In response to the financial markets' current troubles, John McCain announced at a rally yesterday, "This foundation of our economy, the American worker, is strong but it has been put at risk by the greed and mismanagement of Wall Street and Washington." Sounding more like the donkey nominee than the chosen of the elephant party, he proceeded to call for miles of new red tape in which to snare nasty capitalists.

"Under my reforms, the American people will be protected by comprehensive regulations that will apply the rules and enforce them to the full."

Of course, McCain was promptly slammed by the Obama camp for supposedly attempting to distance himself from his Republican, free-market credentials -- assuming that the GOP is still a market-oriented party. That's a bit of a leap after eight years of mercantilism and metastasizing government under President Bush, but let's go with it.

But the critics were wrong to suggest that McCain was wandering from his roots. He's never been especially comfortable with the idea of economic activity that goes far beyond strict, state-defined parameters.

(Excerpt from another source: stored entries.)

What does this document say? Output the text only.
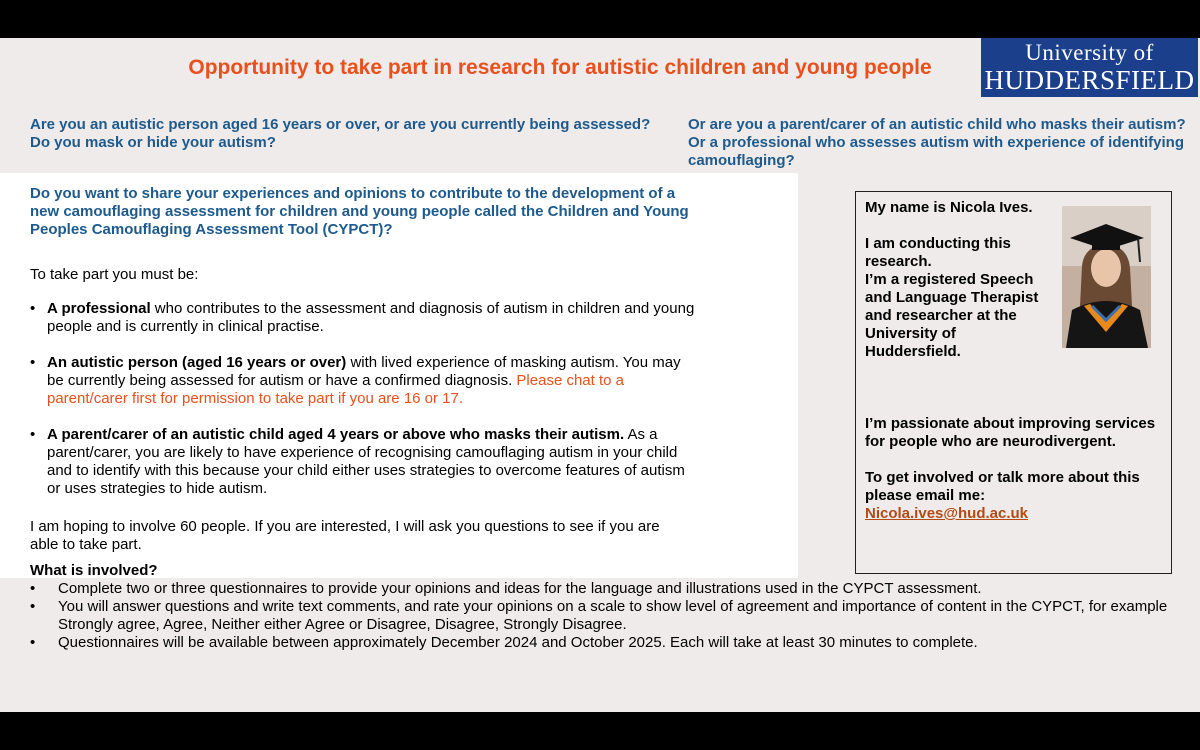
Opportunity to take part in research for autistic children and young people
University of
HUDDERSFIELD
Are you an autistic person aged 16 years or over, or are you currently being assessed? Do you mask or hide your autism?
Or are you a parent/carer of an autistic child who masks their autism? Or a professional who assesses autism with experience of identifying camouflaging?
Do you want to share your experiences and opinions to contribute to the development of a new camouflaging assessment for children and young people called the Children and Young Peoples Camouflaging Assessment Tool (CYPCT)?
To take part you must be:
• A professional who contributes to the assessment and diagnosis of autism in children and young people and is currently in clinical practise.
• An autistic person (aged 16 years or over) with lived experience of masking autism. You may be currently being assessed for autism or have a confirmed diagnosis. Please chat to a parent/carer first for permission to take part if you are 16 or 17.
• A parent/carer of an autistic child aged 4 years or above who masks their autism. As a parent/carer, you are likely to have experience of recognising camouflaging autism in your child and to identify with this because your child either uses strategies to overcome features of autism or uses strategies to hide autism.
I am hoping to involve 60 people. If you are interested, I will ask you questions to see if you are able to take part.
My name is Nicola Ives.
I am conducting this research.
I’m a registered Speech and Language Therapist and researcher at the University of Huddersfield.
I’m passionate about improving services for people who are neurodivergent.
To get involved or talk more about this please email me:
Nicola.ives@hud.ac.uk
What is involved?
• Complete two or three questionnaires to provide your opinions and ideas for the language and illustrations used in the CYPCT assessment.
• You will answer questions and write text comments, and rate your opinions on a scale to show level of agreement and importance of content in the CYPCT, for example Strongly agree, Agree, Neither either Agree or Disagree, Disagree, Strongly Disagree.
• Questionnaires will be available between approximately December 2024 and October 2025. Each will take at least 30 minutes to complete.
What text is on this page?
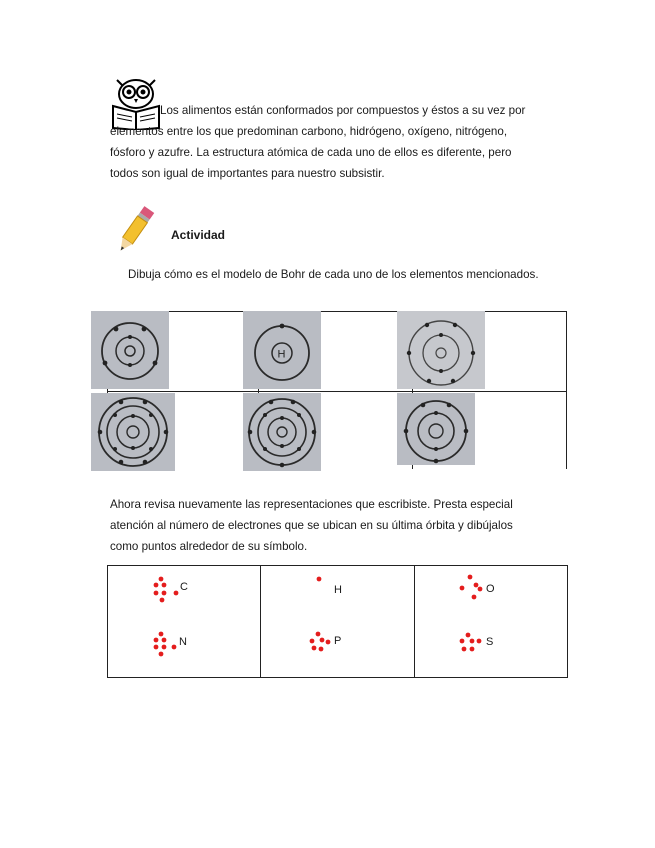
Los alimentos están conformados por compuestos y éstos a su vez por
elementos entre los que predominan carbono, hidrógeno, oxígeno, nitrógeno,
fósforo y azufre. La estructura atómica de cada uno de ellos es diferente, pero
todos son igual de importantes para nuestro subsistir.
Actividad
Dibuja cómo es el modelo de Bohr de cada uno de los elementos mencionados.
H
Ahora revisa nuevamente las representaciones que escribiste. Presta especial
atención al número de electrones que se ubican en su última órbita y dibújalos
como puntos alrededor de su símbolo.
C	H	O
N	P	S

As he told the Wall Street Journal in 2005, his political hero is Teddy Roosevelt, and TR never had much time for laissez-faire -- or for private enterprise at all.
It is here in my conversation with the senator that the McCain economic philosophy starts to come into vivid focus. Throughout our chat he has referred to Theodore Roosevelt in almost reverential terms and glows when I ask about him. He calls TR "my hero . . . and one of our greatest presidents," and at one point he excitedly searches through his briefcase and pulls out a book that he is reading on the famously tumultuous election of 1912. That was when TR bolted from the Republican Party (which Mr. McCain concedes was "a mistake") and formed the Bull Moose Party to dethrone William Taft. When I mention TR's trust-busting (which was mostly counterproductive economically), Mr. McCain really comes to life, exultantly points his finger in the air, smiles and cries out: "He called the trusts 'the malefactors of wealth.'"
So McCain's denunciation of capitalist "greed" on the stump was probably a long-anticipated Teddy Roosevelt moment for him. I suspect he was just waiting for an opportunity to go into economic populist mode.

Of course, the idea that our benighted government is a trustworthy overseer of economic activity is laughable. Are we really to believe that government officials' competence and ethics are so superior to that of private business people, that the state should be allowed to substitute its judgment for that of people actually participating in the market?

Remember, when private businesses screw up, they get punished with loss of profits and -- eventually -- bankruptcy as competitors move in to take over. (Never mind that governments often move in to shore-up losers like AIG -- and push aside tax-dollar-free private offers in the process. That's another mark against the judgment of government officials.)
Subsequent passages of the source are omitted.